Travaux de passage en LED de l’Eclairage Public
Conseil municipal du 19 juin 2023
Article mis en ligne le 4 juillet 2023

par Aurélien Scandolara

Aujourd’hui nous décidons d’un plan de travaux pour le passage en LED en 3 ans de l’ensemble des points lumineux de la ville, 10 000 points dont pour l’instant seulement 2000 en LED.

Comme nous l’avions annoncé dans notre plan de mandat, nous voulons changer de rythme, ce qui permettra de faire des économies de consommation et aussi de mieux piloter ces éclairages.

Les ampoules LED ont une très longue durée de vie pouvant aller jusqu’à 30 000 heures, contre 1 000 heures pour l’éclairage classique. Elles consomment 6 fois moins que les halogènes, et elles peuvent être couplées à des systèmes d’éclairage intelligents (détecteur de présence, éclairage autonome…).

C’est un effort d’investissement mais une belle perspective d’économie de fonctionnement pour la ville. Il faut pour cela renforcer notre équipe d’éclairage public.

Mais nous ne pouvions pas aborder ce sujet sans parler de ce que les médias ont révélé il y a quelques jours, après une plainte déposée par l’association de consommateur CLVC. Des vendeurs privés d’électricité ont triché en utilisant leur droit d’acheter à bas prix l’électricité nucléaire d’EDF.

EDF a en effet l’obligation par la loi d’Accès Régulé à l’Électricité Nucléaire Historique (ARENH) de revendre une partie de sa production aux vendeurs concurrents à un prix de 42€ le MWH. Ces derniers étaient supposés pouvoir ainsi faire baisser leur tarifs qui peuvent être 5 ou 6 fois plus élevés, et le pire, c’est que ce qu’ils n’ont pas vendu doit être racheté par EDF… au prix du marché ! Disons-le clairement, un scandale !

Mais on apprend en plus que certains fournisseurs auraient triché sur leurs besoins, obtenant un volume supplémentaire d’électricité à bas prix, revendu ensuite à prix fort sur les marchés au lieu de faire baisser le prix pour leurs clients. Or, « Plus les concurrents d’EDF déclarent des volumes importants, plus le tarif réglementé […] s’élève ».

Ce petit tour de passe-passe est ainsi responsable d’une augmentation de 16% du tarif réglementé en 2023 et de 4% déjà en 2022.

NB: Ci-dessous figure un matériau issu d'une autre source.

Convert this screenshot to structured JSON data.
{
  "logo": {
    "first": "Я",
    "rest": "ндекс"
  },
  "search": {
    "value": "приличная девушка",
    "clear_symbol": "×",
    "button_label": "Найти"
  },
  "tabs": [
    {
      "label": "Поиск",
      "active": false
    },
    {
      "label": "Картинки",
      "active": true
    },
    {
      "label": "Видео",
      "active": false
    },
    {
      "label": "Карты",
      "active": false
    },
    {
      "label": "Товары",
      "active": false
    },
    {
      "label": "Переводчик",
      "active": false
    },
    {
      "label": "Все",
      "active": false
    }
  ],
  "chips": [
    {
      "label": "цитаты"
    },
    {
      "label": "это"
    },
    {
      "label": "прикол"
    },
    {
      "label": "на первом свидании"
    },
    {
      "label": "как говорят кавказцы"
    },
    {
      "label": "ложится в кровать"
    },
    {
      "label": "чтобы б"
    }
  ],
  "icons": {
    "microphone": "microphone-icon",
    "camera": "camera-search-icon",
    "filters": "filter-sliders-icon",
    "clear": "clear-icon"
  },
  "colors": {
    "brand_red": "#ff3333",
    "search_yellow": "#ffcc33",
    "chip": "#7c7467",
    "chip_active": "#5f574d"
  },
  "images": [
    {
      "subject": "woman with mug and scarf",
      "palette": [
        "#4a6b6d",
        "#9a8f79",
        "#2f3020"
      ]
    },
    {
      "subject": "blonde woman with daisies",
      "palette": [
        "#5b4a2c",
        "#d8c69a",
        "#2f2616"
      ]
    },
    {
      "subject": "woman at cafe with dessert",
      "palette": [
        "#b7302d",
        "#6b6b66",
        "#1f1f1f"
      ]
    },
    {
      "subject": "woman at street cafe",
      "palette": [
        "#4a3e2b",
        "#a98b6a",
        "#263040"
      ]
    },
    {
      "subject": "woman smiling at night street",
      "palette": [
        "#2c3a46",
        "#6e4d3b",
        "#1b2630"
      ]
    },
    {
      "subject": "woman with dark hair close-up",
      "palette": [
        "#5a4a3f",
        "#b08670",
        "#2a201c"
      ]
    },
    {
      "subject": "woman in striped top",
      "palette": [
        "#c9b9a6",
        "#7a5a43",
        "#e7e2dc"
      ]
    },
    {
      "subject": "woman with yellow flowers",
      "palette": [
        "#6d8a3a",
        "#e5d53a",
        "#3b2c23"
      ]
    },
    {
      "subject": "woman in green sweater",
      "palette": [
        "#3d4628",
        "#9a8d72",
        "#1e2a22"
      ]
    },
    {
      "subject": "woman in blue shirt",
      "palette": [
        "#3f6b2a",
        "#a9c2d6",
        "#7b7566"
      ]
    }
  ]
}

Cette loi NOME créant l’ARENH n’avait pas été votée par la gauche, mais a été mise en œuvre par les gouvernements de François Hollande. Elle est dénoncée depuis l’origine par les organisations syndicales, la direction d’EDF et bien sûr les communistes. En janvier 2022, 40% des agents étaient en grève contre cette loi qui aurait rapporté près de 8 milliards à ces sociétés privées.

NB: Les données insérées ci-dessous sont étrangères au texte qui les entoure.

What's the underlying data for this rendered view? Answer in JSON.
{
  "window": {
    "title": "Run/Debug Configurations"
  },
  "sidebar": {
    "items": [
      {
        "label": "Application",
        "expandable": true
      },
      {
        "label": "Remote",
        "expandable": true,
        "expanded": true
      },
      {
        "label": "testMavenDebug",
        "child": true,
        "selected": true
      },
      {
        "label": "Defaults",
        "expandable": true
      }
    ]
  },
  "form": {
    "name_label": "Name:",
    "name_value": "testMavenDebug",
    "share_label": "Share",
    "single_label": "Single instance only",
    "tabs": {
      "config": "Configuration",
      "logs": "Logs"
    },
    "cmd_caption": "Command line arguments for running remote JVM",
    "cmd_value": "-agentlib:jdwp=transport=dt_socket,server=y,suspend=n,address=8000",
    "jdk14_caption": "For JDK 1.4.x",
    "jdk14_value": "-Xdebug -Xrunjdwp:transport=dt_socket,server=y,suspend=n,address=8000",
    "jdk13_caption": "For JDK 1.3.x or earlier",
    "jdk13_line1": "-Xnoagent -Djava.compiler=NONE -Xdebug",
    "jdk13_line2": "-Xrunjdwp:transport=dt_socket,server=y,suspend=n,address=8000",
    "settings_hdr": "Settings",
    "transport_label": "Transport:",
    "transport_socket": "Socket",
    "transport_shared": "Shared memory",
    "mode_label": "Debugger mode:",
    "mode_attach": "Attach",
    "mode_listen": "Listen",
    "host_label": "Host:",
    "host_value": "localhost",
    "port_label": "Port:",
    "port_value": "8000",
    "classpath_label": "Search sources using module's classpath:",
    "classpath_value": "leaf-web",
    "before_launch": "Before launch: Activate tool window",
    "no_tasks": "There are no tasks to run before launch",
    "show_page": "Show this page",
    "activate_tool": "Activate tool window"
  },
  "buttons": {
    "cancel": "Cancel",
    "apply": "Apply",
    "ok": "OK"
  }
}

Aujourd’hui les seules réponses gouvernementales face à l’inflation de l’énergie est la prolongation du bouclier tarifaire. C’est à dire que pendant que des profiteurs profitent, le gouvernement dépense l’argent public pour protéger bien partiellement les usagers.

En fait, depuis 20 ans, les prix augmentent parce que tous les gouvernements ont organisé la marchandisation et la privatisation de l’énergie. Au contraire, pour nous, elle est un bien commun, un besoin fondamental qui est de moins en moins accessible. Il faut sortir l’énergie du marché, et reprendre la maîtrise publique du secteur en créant un Service Public de l’Énergie organisé en fonction des besoins des usagers et non d’intérêts financiers.

Une première étape pourrait être de redonner la possibilité aux collectivités locales de bénéficier du tarif régulé, comme le demande la pétition lancée par la ville de Vénissieux il y a quelques mois.